A investigação judicial sobre um esquema de corrupção envolvendo a petrolífera venezuelana e o advogado e ex-embaixador espanhol Raúl Morodo revelou pagamentos feitos por este ao antigo ministro socialista.
António Vitorino.
António Vitorino. Foto Organização Internacional para as Migrações.
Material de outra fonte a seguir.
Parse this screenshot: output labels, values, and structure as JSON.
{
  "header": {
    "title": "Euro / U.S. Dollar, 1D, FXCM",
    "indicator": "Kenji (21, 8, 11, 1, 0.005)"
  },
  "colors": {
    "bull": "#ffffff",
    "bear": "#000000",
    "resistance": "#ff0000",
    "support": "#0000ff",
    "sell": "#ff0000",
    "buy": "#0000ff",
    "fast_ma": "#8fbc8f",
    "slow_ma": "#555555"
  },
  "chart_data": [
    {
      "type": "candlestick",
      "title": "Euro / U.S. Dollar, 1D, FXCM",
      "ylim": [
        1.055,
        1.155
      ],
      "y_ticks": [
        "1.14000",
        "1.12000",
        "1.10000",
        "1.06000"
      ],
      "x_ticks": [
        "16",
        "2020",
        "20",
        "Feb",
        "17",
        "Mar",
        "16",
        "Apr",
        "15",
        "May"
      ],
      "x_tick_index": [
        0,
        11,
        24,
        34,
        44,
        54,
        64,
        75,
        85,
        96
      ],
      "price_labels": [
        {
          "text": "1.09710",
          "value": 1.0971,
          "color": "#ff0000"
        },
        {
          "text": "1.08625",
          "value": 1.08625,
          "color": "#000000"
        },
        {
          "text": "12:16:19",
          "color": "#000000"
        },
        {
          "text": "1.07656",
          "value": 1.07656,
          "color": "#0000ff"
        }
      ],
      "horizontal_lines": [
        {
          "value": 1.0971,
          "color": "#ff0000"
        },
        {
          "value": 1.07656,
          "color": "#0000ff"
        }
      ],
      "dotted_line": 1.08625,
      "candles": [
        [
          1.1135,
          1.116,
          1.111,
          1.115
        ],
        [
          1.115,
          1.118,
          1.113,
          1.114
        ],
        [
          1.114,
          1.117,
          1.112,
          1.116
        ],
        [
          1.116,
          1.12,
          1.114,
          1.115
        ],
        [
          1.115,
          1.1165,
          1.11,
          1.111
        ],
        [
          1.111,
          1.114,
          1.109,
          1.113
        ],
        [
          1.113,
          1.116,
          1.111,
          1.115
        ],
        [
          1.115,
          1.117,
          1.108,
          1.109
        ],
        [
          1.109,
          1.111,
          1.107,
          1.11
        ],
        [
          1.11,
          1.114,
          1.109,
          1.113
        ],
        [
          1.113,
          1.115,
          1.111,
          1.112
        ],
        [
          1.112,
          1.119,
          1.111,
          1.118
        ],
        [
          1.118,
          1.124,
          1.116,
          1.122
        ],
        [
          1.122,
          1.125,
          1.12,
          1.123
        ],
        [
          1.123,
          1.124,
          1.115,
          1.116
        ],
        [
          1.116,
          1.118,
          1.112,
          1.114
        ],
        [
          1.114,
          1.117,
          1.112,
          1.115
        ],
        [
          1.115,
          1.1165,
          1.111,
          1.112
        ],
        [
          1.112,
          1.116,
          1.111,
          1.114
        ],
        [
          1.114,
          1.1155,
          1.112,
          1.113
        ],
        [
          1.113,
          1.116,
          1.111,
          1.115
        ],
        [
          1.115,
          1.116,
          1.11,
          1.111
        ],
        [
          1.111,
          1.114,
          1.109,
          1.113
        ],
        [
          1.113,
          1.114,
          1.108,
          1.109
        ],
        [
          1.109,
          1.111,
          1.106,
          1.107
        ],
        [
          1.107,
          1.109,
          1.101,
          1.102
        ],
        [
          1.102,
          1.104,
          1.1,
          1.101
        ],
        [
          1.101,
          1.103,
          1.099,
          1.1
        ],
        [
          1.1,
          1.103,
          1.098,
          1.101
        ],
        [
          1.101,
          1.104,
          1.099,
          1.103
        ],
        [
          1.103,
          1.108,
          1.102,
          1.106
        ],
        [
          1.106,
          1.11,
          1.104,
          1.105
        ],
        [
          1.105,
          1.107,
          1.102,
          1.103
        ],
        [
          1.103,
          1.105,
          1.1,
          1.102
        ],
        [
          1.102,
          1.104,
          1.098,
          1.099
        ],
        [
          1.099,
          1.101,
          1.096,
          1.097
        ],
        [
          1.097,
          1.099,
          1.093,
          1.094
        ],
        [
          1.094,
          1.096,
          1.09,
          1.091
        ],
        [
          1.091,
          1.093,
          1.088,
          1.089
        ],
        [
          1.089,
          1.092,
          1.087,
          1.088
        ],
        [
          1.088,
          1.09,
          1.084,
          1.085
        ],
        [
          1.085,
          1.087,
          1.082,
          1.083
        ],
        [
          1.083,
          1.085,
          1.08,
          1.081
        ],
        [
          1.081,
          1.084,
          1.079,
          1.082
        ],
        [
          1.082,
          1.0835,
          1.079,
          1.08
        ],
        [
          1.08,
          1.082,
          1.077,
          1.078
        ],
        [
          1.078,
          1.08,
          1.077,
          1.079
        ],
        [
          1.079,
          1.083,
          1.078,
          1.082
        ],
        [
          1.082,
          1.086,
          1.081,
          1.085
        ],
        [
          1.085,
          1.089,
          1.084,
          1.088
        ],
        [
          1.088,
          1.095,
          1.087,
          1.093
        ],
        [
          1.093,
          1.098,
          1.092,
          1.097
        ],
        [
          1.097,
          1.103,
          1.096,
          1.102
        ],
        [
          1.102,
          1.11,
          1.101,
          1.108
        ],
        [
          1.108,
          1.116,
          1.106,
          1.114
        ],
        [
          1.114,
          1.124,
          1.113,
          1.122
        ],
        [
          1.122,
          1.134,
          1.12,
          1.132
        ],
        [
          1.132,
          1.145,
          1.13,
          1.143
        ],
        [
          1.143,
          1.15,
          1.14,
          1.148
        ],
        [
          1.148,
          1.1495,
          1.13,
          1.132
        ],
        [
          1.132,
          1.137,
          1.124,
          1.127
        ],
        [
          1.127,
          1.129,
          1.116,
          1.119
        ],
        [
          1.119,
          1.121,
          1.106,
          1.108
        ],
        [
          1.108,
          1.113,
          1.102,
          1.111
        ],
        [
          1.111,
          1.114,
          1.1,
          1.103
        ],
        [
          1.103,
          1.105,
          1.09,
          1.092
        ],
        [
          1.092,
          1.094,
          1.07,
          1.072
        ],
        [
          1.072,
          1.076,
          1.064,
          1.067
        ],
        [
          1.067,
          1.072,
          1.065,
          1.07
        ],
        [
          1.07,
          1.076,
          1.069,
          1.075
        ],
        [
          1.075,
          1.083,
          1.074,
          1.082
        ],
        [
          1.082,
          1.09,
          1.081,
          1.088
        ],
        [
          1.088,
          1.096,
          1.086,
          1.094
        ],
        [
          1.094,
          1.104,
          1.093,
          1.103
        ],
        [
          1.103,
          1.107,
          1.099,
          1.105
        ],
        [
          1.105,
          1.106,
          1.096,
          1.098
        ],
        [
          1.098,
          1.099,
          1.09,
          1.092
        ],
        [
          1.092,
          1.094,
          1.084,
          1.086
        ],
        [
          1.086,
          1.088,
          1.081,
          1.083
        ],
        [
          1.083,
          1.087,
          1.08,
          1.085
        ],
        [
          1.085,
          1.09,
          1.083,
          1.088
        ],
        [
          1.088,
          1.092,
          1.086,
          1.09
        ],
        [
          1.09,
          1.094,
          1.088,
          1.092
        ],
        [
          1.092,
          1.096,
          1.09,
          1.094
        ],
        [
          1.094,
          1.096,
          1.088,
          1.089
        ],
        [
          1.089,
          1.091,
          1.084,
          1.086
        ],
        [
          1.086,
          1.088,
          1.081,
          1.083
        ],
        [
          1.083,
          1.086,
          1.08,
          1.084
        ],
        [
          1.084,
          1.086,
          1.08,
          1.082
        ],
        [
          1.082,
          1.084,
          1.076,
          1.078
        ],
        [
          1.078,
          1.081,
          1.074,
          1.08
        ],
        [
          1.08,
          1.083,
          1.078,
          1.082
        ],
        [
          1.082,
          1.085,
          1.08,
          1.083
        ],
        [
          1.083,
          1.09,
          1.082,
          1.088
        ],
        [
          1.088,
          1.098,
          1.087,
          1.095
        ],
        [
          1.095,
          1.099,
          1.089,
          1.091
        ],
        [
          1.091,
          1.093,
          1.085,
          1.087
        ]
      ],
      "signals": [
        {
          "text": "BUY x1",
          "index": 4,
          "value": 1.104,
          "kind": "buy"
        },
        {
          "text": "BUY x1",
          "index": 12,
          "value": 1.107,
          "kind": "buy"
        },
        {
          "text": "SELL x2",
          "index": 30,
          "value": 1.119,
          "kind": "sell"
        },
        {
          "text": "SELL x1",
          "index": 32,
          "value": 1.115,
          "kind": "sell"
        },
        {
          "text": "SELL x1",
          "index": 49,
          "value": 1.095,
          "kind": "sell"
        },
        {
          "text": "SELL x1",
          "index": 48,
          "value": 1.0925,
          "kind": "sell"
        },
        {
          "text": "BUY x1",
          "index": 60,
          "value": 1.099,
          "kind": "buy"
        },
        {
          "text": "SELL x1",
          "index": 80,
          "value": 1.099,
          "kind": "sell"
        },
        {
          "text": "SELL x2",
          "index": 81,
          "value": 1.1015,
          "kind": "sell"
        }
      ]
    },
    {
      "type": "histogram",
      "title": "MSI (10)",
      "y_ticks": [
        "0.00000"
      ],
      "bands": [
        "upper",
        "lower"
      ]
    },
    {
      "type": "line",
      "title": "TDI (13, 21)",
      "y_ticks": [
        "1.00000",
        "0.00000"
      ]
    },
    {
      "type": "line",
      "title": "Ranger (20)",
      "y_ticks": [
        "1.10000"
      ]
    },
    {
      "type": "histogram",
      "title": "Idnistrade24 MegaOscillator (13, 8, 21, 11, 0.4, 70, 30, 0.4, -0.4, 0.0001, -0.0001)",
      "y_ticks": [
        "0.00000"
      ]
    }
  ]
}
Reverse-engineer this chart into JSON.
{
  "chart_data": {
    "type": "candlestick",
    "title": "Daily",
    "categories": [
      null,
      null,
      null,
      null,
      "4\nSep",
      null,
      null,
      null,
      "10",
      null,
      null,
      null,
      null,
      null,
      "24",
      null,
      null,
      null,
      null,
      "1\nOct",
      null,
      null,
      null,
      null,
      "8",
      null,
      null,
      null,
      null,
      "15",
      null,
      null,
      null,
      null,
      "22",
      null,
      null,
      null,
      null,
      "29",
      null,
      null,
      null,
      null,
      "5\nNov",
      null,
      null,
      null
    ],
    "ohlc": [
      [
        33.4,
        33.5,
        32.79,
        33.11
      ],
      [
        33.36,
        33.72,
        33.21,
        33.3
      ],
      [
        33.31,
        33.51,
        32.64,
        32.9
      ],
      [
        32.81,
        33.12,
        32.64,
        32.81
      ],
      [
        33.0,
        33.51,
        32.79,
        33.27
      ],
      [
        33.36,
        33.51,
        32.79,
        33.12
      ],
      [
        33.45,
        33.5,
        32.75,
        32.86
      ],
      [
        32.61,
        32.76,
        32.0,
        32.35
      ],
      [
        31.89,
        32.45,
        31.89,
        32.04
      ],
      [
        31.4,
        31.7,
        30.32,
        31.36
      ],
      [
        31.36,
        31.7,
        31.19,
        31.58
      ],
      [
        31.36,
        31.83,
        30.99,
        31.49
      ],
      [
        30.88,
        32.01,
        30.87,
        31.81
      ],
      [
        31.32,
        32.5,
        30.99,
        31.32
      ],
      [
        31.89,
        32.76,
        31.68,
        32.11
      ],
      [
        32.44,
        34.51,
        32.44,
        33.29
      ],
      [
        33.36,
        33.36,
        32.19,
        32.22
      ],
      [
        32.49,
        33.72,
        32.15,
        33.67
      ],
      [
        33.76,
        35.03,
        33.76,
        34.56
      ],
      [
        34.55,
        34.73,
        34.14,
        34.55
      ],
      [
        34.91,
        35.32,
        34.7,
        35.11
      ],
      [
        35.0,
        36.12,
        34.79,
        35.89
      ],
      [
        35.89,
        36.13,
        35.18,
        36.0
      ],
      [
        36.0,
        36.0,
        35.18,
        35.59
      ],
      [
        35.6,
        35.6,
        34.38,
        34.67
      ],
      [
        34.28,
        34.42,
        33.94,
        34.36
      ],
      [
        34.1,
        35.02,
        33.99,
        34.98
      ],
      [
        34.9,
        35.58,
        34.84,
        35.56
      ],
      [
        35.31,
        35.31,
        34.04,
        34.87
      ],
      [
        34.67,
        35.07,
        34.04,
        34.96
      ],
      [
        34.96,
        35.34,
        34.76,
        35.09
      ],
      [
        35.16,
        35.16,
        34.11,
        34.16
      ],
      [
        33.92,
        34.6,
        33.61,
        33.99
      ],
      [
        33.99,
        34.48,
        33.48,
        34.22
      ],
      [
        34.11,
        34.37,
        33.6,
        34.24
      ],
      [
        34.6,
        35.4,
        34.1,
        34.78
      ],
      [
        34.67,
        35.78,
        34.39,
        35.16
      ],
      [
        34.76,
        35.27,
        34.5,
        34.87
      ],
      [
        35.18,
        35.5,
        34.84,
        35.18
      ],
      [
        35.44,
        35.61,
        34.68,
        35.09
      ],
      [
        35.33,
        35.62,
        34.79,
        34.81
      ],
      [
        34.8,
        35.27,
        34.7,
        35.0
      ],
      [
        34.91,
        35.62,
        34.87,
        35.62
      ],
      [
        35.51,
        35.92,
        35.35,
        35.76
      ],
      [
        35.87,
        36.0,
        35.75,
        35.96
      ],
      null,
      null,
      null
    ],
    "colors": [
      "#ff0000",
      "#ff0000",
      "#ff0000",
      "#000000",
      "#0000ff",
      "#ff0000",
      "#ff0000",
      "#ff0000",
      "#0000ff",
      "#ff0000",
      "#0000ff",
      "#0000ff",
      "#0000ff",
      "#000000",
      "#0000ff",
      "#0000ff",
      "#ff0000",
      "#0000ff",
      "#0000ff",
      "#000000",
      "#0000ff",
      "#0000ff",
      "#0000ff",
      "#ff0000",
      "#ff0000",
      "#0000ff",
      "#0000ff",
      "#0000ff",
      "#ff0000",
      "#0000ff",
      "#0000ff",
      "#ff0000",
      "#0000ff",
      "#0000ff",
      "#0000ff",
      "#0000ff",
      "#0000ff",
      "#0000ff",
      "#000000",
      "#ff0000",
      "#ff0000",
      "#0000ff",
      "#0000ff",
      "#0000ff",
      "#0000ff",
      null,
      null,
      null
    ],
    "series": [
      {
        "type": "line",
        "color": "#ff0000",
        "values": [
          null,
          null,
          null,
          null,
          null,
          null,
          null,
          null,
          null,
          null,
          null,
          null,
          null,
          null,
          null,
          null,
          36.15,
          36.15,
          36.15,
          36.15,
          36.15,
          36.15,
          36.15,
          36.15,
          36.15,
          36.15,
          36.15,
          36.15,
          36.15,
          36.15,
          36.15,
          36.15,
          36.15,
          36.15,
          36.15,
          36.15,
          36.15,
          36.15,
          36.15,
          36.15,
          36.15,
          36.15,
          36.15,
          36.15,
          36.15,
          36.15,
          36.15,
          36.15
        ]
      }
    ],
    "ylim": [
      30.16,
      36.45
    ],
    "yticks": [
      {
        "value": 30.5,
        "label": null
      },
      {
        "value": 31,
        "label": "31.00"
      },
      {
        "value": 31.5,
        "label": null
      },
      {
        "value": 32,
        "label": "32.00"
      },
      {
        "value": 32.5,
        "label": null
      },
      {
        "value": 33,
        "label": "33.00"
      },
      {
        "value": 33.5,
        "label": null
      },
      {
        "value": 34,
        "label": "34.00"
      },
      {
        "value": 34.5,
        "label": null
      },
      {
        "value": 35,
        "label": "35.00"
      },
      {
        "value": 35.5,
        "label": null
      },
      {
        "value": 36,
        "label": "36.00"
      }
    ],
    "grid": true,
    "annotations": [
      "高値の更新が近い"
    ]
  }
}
O nome do ex-ministro do PS e atual diretor-geral da Organização Internacional para as Migrações tem sido notícia em Espanha a propósito da investigação judicial às suspeitas de corrupção que recaem sobre o ex-embaixador espanhol na Venezuela, Raúl Morodo. O advogado que se tornou diplomata também ocupou o posto de embaixador em Lisboa entre 1995 e 1999, mas a sua ligação a Portugal remonta a antes do 25 de Abril, com laços de amizade a Mário Soares.

As suspeitas sobre Raúl Morodo e o seu filho Alejo — do qual é sócio num escritório de advogados e que é casado com a filha de outro ex-ministro português, Dias Loureiro — envolvem o recebimento de 4.4 milhões de euros da petrolífera estatal venezuelana PVDSA através de contas na Suíça, que estão sob os holofotes da Autoridade Tributária. Foi no exame detalhado das contas das duas sociedades da família Morodo que apareceram os pagamentos a António Vitorino, num total de 325 mil euros entre 2011 e 2016.

Em documentos revelados pelo site espanhol OkDiario, o fisco espanhol diz que “é necessário investigar a realidade dos serviços de consultadoria” prestados pela consultora de António Vitorino. E relaciona os pagamentos com um acordo feito em 2008 entre a PVDSA e a Galp, que também tem as sociedades dos Morodo na sua folha de pagamentos desde 2004.

Os pagamentos foram feitos a uma empresa de consultadoria detida por Vitorino e a sua mulher e segundo revela esta quarta-feira o jornal público, o montante recebido ascende a quase 30% das receitas da consultora. António Vitorino admitiu ao Público ter prestado serviços de consultadoria “em assuntos referentes à União Europeia e às relações entre Portugal e Espanha” a uma das  sociedades de advogados referidas na investigação. Quanto à relação com a família Morodo, afirma que ela existe “há mais de 20 anos, quando o embaixador Morodo representava o seu país em Lisboa”.

Em resposta a uma notícia no El Mundo que dava a conhecer a sua relação profissional com as empresas de Morodo, António Vitorino afirmou que a sua consultora tem atividade suspensa desde 2018 e que “em momento algum esses serviços de consultadoria tiveram qualquer relação com a Venezuela, pelo que é totalmente abusivo estabelecer uma ligação da mesma com um alegado desvio de 35 milhões de euros a que alude a notícia” sobre as luvas pagas pela PVDSA.